Beijing will also step up vaccination of the elderly, a condition for ending the no-tolerance COVID policy.
The Shanghai Disneyland theme park will reopen to visitors on Thursday, according to a statement issued by the park, which closed due to comply with COVID measures at the end of November.
Widespread protests nationwide
Last week, several cities in China had already loosened some COVID restrictions, following Beijing's cue after weeks of public frustration.
The rare protests, which started against the ruling Communist Party's zero-COVID approach, soon escalated with demonstrators calling for more political freedoms.
Some even demanded that President Xi Jinping resign.
The protests, that took place in major cities on the mainland, were met with a clampdown from the authorities.
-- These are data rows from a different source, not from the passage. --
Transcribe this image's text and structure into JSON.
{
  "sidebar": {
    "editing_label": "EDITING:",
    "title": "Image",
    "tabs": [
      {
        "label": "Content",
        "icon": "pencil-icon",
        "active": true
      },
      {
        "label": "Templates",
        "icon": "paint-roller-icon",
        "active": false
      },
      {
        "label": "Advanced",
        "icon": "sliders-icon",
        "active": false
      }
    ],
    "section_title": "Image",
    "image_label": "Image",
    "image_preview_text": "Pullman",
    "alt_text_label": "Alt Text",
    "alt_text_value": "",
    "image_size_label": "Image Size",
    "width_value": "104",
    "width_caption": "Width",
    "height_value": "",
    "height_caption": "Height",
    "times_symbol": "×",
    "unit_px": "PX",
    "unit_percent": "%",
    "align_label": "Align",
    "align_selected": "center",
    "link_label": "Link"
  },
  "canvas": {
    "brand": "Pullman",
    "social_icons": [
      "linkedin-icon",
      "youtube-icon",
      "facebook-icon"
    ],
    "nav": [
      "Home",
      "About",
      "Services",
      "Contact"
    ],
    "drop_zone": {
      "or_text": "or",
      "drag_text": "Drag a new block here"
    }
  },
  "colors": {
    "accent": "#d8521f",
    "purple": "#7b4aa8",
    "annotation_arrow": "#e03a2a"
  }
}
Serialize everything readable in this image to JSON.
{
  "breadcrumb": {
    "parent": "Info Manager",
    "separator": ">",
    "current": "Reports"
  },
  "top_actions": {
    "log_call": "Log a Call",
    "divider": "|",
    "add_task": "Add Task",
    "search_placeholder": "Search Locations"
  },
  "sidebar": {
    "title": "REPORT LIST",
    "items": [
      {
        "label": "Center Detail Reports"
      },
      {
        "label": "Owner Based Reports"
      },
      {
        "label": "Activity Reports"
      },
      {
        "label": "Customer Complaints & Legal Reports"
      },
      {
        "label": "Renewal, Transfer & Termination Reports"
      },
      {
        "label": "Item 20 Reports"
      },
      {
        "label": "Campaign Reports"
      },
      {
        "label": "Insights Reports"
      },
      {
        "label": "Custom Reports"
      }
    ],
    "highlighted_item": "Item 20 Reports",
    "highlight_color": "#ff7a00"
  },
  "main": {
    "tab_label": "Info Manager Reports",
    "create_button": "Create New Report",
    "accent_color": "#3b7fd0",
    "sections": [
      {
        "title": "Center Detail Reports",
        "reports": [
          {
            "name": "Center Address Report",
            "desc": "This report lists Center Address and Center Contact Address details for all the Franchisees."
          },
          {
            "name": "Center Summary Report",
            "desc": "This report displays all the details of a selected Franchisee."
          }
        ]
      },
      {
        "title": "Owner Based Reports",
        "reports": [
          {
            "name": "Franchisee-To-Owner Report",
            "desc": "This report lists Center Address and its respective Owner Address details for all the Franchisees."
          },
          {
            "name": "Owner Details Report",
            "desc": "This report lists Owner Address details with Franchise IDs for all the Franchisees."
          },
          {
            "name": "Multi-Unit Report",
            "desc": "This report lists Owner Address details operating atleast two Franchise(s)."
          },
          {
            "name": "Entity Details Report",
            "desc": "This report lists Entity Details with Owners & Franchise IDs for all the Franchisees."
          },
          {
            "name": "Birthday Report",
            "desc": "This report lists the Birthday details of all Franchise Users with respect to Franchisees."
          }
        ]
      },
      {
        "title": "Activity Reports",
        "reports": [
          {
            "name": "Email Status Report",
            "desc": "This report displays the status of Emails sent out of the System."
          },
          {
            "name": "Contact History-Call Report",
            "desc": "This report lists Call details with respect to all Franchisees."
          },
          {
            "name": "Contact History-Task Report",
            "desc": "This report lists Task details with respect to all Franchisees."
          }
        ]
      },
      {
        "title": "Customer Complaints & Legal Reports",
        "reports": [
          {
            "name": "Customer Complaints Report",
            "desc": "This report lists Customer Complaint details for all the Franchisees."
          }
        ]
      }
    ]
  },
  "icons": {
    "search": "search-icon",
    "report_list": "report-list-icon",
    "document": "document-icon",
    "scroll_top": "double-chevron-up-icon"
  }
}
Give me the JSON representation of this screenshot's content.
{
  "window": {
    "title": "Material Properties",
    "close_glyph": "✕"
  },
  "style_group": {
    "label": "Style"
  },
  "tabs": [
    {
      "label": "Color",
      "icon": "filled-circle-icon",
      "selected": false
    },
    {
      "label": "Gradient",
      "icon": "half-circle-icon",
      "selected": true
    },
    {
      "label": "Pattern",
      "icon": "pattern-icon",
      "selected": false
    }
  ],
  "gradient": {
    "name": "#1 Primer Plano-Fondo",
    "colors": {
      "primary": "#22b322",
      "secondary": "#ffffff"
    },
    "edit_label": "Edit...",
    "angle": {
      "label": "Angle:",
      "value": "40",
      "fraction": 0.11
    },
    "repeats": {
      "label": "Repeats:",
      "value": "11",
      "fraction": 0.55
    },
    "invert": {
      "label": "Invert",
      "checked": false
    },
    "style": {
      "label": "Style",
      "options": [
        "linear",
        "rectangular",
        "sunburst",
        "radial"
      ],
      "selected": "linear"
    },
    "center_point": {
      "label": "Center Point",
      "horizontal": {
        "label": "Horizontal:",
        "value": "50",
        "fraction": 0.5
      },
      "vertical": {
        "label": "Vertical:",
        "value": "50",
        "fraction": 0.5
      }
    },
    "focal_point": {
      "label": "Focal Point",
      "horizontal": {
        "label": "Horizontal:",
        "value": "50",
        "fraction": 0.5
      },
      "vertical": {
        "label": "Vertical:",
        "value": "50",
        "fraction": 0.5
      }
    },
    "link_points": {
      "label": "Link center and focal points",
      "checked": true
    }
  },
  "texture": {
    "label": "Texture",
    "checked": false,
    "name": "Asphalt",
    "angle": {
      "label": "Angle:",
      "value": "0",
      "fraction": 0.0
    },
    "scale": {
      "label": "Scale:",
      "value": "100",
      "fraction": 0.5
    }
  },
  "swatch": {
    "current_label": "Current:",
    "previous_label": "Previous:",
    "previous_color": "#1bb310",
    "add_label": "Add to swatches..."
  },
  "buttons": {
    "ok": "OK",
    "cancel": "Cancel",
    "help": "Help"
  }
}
China's strict coronavirus strategy has been blamed for upending normal life, travel and employment in the Asian nation where the virus first originated.
At first, China's strategy did keep case numbers and deaths very low by comparison with most other countries, despite its vast size and early exposure to the virus. However, the drawback, in a country whose available vaccines are not considered the best, was that this dramatically slowed the process of gradual public exposure to the virus.
With most people inoculated or exposed to the virus and the number of deaths as a share of the total COVID caseload slumping, most countries across the world have opened up in hopes of learning to live with the virus. But China had stuck to its "zero-Covid" strategy until now.